The author says that he wants to distinguish between myth and reality, when analysing subjects that are cloaked in collective national guilt and shame.
Among the questions the book asks are: who actually fought in the Resistance movement?; how many thousands of relationships existed between French men and women and Nazi soldiers?; and why did so many Parisians collaborate with Nazis to send thousands of Jews packing on death trains to Polish concentration camps?
As a cultural theorist, Rosbottom can’t help himself from constantly seeing two sides of his own argument, when seeking answers to those questions.
He almost excuses the actions of those who collaborated.

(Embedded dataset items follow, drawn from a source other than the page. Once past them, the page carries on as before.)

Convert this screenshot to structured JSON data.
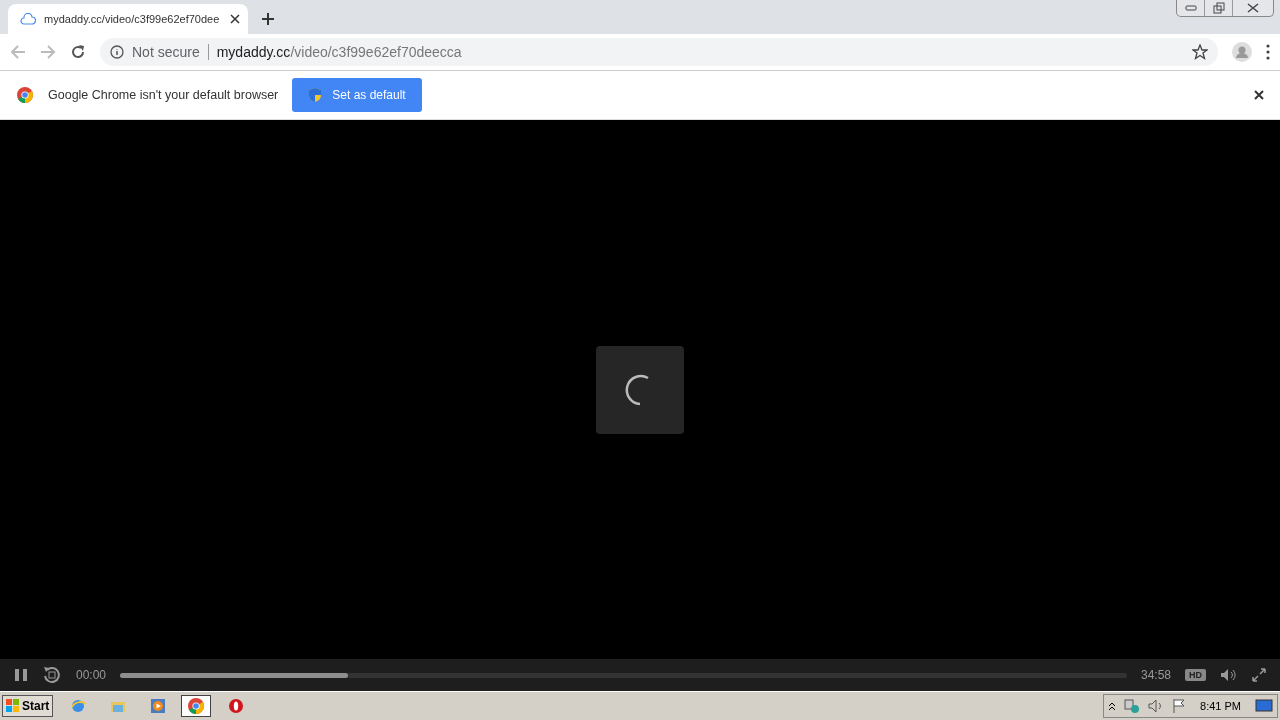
{
  "tab": {
    "title": "mydaddy.cc/video/c3f99e62ef70dee"
  },
  "address_bar": {
    "security": "Not secure",
    "host": "mydaddy.cc",
    "path": "/video/c3f99e62ef70deecca"
  },
  "infobar": {
    "message": "Google Chrome isn't your default browser",
    "button": "Set as default"
  },
  "player": {
    "loading": true,
    "current_time": "00:00",
    "duration": "34:58",
    "quality": "HD",
    "buffer": {
      "level": 0.226
    }
  },
  "taskbar": {
    "start": "Start",
    "apps": [
      {
        "kind": "ie",
        "selected": false
      },
      {
        "kind": "folder",
        "selected": false
      },
      {
        "kind": "media",
        "selected": false
      },
      {
        "kind": "chrome",
        "selected": true
      },
      {
        "kind": "opera",
        "selected": false
      }
    ],
    "clock": "8:41 PM"
  }
}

Rosbottom asks, without irony: “what other options did [Parisians] have but to follow the laws of their own government and powerful occupier?”
If history has one valuable function — as both an academic discipline, and as a genre of popular reading — surely it is this: to learn from the abhorrent mistakes of the past.
But a historical analysis that has more in common with philosophers Roland Barthes and Jacques Derrida than it does with historians Simon Schama or Robert Service is one that fails to admit that there is such a thing as a moral compass in humanity: one that distinguishes between right and wrong.
In no way does Rosbottom excuse Nazi ideology. Clearly, he despises it.
But his academic background is better suited to critiquing culture, rather than the military, social, and political history he has tackled head on here. It’s this misguided application that makes When Paris Went Dark lack any real authority or consistency.
And while the book certainly shines in parts, I felt slightly short-changed at the end.